No autographs please.
2007-12-27 07:23:38 · answer #1 · answered by MathDude356 3 · 2⤊ 3⤋
When a mathematician asks a question, the first thing is always to make sure the meanings of all the terms are clear. So in this question, we have to first clarify what we mean by parallel lines.
Most non-mathematicians would probably say that parallel means always the same distance apart. If we take this as the definition, then obviously the definition implies that parallel lines can never intersect because they can never get closer together.
However, in mathematics, parallel lines are not defined by the distance between them.
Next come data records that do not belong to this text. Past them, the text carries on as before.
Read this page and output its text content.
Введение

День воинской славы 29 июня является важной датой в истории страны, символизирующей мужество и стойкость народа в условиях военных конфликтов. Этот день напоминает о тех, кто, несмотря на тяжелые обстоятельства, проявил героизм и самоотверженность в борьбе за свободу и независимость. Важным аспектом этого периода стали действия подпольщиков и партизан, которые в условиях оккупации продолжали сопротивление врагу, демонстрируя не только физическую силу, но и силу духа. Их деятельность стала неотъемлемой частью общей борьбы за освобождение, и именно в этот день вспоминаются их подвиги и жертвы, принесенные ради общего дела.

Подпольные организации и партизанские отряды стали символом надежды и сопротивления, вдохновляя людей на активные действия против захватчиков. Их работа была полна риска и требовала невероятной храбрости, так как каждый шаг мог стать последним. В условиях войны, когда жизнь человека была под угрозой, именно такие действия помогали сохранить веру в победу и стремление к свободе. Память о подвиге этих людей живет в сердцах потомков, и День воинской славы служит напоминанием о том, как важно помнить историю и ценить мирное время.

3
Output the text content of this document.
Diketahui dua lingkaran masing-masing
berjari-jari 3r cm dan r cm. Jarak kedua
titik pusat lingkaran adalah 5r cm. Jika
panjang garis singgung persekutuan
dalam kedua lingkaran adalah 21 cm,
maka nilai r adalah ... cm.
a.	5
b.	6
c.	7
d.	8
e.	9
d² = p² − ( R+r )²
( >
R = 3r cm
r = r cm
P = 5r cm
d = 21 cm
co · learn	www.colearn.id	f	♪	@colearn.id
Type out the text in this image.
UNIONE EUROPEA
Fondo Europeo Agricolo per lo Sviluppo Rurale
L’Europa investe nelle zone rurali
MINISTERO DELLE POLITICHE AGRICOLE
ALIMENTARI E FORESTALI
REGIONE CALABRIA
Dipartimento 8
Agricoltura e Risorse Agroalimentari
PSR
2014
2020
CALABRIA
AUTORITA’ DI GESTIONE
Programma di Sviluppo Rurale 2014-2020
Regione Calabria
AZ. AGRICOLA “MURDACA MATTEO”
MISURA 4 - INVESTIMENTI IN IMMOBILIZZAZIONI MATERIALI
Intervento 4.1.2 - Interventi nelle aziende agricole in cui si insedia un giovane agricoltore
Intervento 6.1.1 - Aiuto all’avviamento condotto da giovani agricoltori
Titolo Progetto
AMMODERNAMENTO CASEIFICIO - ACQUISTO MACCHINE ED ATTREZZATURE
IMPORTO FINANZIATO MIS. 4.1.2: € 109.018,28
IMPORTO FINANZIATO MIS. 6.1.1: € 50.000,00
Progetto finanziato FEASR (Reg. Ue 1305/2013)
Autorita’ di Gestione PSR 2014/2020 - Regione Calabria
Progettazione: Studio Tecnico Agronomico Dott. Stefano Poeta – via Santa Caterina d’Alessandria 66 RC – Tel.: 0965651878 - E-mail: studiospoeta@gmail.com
The definition given by Euclid over 2000 yrs ago is:
Parallel straight lines are straight lines which, being in the same plane and being produced indefinitely in both directions, do not meet one another in either direction.
So again, with this definition, it is automatically true that parallel lines never intersect, that is, true by definition.
The answer to the question, then, is that mathematicians NEVER PROVED that parallel lines don't intersect. There was no need to, because parallel MEANS not intersecting.
2007-12-27 16:21:53 · answer #2 · answered by jim n 4 · 2⤊ 0⤋
It is easy enough to prove from the definition of parallel.
Let's say we have two lines that intersect. If you choose a random point on each line, and a third point where the lines intersect, you will have two vectors (using the word loosely). The vectors are parallel (or anti-parallel) if their cross product is zero, which occurs only when one or both of the vector magnitudes is zero, or when they are parallel. Since the vectors are non-zero, their cross product is only zero when they are parallel.
If they are parallel, then the angle formed by the vector 'wedge' must be zero, which means the lines are co-linear (they're the same line).
So, you cannot have two parallel lines that simultaneously
1) intersect
and
2) are not the same line
2007-12-27 15:28:45 · answer #3 · answered by lithiumdeuteride 7 · 0⤊ 2⤋
That's a very good question. In fact, mathematicians never did establish that parallel lines never intersect. The ancient Greeks who developed Euclidean geometry used it as one of their axioms (i.e., a "given"), but they never proved it.
Much later, geometers wondered what would happen if it was assumed that parallel lines DID intersect, and lo and behold, a whole new geometry (non-Euclidean geometry) was developed. In fact, there are a number of such geometries, and all of them are as "correct" as Euclidean geometry. They just stand on a different set of axioms.
2007-12-27 15:26:03 · answer #4 · answered by Joe L 5 · 8⤊ 1⤋
Mathematicians have NOT established that.
2007-12-27 16:55:41 · answer #5 · answered by Mark 6 · 0⤊ 0⤋
umm common sense
2007-12-27 15:27:49 · answer #6 · answered by Anonymous · 0⤊ 3⤋